Load changesets AND query with triple patterns from the given file on separate lines, with the given number of replications.
build/ostrich-evaluate path_to_patch_directory patch_id patch_id_end patch_to_queries/queries.txt s|p|o nr_replications
CSV-formatted query data will be emitted (time in microseconds) for all versions for the three query types: patch,offset,limit,count-ms,lookup-mus,results
.
Docker
Alternatively, OSTRICH can be built and run using Docker.
Build
docker build -t ostrich .
Instead of building the container yourself, you can use the pre-built image from DockerHub.

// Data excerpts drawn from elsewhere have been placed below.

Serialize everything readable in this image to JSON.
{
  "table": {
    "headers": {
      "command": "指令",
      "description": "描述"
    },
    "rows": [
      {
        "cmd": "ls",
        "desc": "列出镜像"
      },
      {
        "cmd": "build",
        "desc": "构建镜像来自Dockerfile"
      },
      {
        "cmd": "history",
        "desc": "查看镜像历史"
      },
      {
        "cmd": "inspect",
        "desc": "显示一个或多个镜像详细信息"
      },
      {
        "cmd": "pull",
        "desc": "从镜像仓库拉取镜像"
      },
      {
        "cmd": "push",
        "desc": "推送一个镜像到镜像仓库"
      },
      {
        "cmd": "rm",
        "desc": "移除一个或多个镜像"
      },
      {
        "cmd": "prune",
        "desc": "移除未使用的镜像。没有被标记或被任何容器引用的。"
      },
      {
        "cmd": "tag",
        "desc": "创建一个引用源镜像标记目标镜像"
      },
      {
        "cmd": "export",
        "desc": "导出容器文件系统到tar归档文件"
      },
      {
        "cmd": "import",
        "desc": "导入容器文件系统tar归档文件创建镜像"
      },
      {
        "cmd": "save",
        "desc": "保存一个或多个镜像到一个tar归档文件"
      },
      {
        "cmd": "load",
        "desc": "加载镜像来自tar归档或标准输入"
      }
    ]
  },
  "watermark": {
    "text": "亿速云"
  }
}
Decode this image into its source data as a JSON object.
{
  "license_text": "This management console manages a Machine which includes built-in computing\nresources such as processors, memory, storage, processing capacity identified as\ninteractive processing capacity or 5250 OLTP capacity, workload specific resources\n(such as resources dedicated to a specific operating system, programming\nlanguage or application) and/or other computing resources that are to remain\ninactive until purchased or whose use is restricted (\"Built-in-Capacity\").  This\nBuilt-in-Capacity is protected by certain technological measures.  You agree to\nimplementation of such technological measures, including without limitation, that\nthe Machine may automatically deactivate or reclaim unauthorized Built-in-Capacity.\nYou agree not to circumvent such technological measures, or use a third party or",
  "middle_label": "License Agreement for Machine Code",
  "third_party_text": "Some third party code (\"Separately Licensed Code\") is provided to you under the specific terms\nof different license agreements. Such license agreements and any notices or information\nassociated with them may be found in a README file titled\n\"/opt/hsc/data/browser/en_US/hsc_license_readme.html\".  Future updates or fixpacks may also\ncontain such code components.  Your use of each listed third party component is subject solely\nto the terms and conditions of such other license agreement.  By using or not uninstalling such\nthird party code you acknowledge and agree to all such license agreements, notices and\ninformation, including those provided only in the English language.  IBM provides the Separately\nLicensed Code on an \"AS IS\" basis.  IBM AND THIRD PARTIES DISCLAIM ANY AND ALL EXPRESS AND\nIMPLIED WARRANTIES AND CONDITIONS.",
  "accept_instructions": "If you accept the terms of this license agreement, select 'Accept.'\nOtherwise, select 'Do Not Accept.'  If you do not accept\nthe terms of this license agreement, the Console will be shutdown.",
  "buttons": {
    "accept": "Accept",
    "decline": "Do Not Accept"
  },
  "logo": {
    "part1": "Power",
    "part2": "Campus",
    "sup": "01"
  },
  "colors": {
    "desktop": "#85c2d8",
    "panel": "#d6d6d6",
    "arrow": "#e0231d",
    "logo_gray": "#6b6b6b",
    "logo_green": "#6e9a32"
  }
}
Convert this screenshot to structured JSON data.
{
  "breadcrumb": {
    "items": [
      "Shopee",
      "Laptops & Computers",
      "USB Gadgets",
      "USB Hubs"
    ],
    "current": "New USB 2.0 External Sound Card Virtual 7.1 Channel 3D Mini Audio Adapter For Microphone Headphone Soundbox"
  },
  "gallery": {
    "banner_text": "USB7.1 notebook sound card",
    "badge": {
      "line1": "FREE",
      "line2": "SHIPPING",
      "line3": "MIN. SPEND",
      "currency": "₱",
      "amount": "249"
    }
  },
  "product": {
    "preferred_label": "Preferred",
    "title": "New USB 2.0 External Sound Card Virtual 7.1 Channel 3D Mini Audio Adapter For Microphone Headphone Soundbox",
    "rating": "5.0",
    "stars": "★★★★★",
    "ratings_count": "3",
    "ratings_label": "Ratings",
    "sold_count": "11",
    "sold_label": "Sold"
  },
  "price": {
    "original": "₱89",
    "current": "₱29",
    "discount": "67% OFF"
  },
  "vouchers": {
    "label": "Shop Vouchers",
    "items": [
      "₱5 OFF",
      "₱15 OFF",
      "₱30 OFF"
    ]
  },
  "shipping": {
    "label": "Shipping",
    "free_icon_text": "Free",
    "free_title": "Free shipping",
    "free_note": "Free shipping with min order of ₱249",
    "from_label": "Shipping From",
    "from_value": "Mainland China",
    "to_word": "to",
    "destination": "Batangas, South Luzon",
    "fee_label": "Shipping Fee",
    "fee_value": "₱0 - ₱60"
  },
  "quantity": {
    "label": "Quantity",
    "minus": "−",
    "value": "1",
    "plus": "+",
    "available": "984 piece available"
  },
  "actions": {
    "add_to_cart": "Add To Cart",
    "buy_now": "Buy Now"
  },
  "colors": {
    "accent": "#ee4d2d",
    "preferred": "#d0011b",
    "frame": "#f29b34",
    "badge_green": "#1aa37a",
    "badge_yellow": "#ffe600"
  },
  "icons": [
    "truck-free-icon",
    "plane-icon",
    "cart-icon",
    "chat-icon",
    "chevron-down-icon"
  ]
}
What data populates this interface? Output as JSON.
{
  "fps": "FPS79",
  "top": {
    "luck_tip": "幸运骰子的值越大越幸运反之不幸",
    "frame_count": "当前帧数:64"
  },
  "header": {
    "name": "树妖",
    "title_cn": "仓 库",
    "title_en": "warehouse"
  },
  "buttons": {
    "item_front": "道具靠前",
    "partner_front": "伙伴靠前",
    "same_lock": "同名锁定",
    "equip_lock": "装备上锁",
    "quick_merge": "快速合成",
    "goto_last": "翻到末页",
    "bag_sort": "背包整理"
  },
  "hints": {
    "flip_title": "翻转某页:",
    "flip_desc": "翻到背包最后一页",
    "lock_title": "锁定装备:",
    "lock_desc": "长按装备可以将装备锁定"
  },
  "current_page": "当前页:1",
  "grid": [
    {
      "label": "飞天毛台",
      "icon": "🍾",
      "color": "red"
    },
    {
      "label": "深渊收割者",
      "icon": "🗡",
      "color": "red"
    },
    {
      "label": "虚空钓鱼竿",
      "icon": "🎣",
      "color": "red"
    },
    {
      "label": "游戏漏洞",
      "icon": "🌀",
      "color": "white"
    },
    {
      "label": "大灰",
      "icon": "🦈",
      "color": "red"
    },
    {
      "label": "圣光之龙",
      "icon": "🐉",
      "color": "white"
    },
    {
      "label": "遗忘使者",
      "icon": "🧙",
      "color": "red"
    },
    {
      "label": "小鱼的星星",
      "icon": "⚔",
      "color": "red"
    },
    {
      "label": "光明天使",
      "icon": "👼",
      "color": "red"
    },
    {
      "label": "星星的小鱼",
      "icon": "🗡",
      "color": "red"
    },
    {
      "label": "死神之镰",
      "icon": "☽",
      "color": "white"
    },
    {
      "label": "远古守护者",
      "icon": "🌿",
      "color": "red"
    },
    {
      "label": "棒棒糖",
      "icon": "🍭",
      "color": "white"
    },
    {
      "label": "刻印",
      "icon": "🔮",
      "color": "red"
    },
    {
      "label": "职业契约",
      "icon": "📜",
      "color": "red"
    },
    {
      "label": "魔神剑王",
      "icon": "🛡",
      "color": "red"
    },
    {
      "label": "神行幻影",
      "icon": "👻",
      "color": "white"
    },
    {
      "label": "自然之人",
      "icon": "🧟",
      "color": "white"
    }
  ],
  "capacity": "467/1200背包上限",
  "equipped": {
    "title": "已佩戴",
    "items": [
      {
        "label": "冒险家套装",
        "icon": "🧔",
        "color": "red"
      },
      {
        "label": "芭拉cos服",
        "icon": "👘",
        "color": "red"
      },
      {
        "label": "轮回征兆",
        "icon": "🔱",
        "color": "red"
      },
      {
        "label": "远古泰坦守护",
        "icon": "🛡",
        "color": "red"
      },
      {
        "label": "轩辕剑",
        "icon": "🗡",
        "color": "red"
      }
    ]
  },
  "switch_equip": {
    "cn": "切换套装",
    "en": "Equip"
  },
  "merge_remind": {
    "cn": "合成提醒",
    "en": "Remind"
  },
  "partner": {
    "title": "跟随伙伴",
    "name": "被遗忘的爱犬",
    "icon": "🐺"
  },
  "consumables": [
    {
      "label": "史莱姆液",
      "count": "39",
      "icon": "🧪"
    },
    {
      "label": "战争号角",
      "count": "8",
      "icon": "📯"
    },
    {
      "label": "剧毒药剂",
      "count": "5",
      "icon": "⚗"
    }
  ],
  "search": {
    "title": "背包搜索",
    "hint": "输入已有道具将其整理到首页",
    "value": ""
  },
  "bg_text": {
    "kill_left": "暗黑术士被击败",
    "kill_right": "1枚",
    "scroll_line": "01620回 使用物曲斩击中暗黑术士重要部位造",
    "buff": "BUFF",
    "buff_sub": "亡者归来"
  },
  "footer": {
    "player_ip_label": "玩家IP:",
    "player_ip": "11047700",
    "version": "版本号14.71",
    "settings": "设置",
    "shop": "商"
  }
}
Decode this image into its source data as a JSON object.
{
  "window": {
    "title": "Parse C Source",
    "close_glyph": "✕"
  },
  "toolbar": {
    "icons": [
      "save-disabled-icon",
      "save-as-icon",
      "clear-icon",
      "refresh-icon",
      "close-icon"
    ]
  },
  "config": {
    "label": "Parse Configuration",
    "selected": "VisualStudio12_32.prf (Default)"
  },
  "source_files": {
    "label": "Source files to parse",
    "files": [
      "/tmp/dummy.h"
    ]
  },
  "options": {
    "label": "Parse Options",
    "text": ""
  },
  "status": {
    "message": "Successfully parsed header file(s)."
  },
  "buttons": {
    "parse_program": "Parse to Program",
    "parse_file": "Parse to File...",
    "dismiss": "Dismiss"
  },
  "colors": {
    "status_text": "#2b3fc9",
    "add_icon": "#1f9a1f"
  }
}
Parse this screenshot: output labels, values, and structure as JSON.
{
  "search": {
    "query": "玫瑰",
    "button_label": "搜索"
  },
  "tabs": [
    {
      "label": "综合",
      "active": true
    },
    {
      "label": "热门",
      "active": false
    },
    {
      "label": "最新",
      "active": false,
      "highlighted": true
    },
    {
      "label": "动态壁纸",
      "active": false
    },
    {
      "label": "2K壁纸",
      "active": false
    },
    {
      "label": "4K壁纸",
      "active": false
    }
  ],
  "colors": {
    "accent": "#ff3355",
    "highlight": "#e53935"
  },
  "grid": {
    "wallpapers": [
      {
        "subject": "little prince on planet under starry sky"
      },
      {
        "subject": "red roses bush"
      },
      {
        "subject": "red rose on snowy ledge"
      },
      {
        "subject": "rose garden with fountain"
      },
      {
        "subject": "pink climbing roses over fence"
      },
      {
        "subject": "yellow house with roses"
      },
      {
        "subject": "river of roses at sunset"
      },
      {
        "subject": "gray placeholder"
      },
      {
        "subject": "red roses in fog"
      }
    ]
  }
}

docker pull rdfostrich/ostrich
Test
docker run --rm -it --entrypoint /opt/patchstore/build/ostrich_test ostrich
Query
docker run --rm -it --entrypoint /opt/ostrich/build/ostrich-query-version-materialized ostrich patch_id s p o
docker run --rm -it --entrypoint /opt/ostrich/build/ostrich-query-delta-materialized ostrich patch_id patch_id_end s p o
docker run --rm -it --entrypoint /opt/ostrich/build/ostrich-query-version ostrich s p o
Insert
docker run --rm -it --entrypoint /opt/ostrich/build/ostrich-insert ostrich [-v] patch_id [+|- file_1.nt [file_2.nt [...]]]*
Evaluate
Only load changesets from a path structured as path_to_patch_directory/patch_id/main.nt.additions.txt
and path_to_patch_directory/patch_id/main.nt.deletions.txt
.
docker run --rm -it -v path_to_patch_directory:/var/patches ostrich /var/patches patch_id patch_id_end
Load changesets AND query with triple patterns from the given file on separate lines, with the given number of replications.
docker run --rm -it -v path_to_patch_directory:/var/patches -v patch_to_queries:/var/queries ostrich /var/patches patch_id patch_id_end /var/queries/queries.txt s|p|o nr_replications
Enable debug mode:
docker run --rm -it -v path_to_patch_directory:/var/patches -v patch_to_queries:/var/queries -v path_to_crash_dir:/crash --privileged=true ostrich --debug /var/patches patch_id patch_id_end /var/queries/queries.txt s|p|o nr_replications
Compiler variables
PATCH_INSERT_BUFFER_SIZE
: The size of the triple parser buffer during patch insertion. (default 100
)
FLUSH_POSITIONS_COUNT
: The amount of triples after which the patch positions should be flushed to disk, to avoid memory issues. (default 500000
)
FLUSH_TRIPLES_COUNT
: The amount of triples after which the store should be flushed to disk, to avoid memory issues. (default 500000
)
KC_MEMORY_MAP_SIZE
: The KC memory map size per tree. (default 1LL << 27
= 128MB)
KC_PAGE_CACHE_SIZE
: The KC page cache size per tree. (default 1LL << 25
= 32MB)
MIN_ADDITION_COUNT
: The minimum addition triple count so that it will be stored in the db. Changing this value only has effect during insertion time. Lookups are compatible with any value. (default 200
)
Cite
If you are using or extending OSTRICH as part of a scientific publication, we would appreciate a citation of our article.
@article{taelman_jws_ostrich_2018,
author = {Taelman, Ruben and Vander Sande, Miel and Van Herwegen, Joachim and Mannens, Erik and Verborgh, Ruben},
title = {Triple Storage for Random-Access Versioned Querying of RDF Archives},
journal = {Journal of Web Semantics},
year = {2018},
month = aug,
url = {https://rdfostrich.github.io/article-jws2018-ostrich/}
}
License
This software is written by Ruben Taelman, Olivier Pelgrin, and colleagues.
This code is copyrighted by Ghent University – imec and Aalborg University, and is released under the MIT license.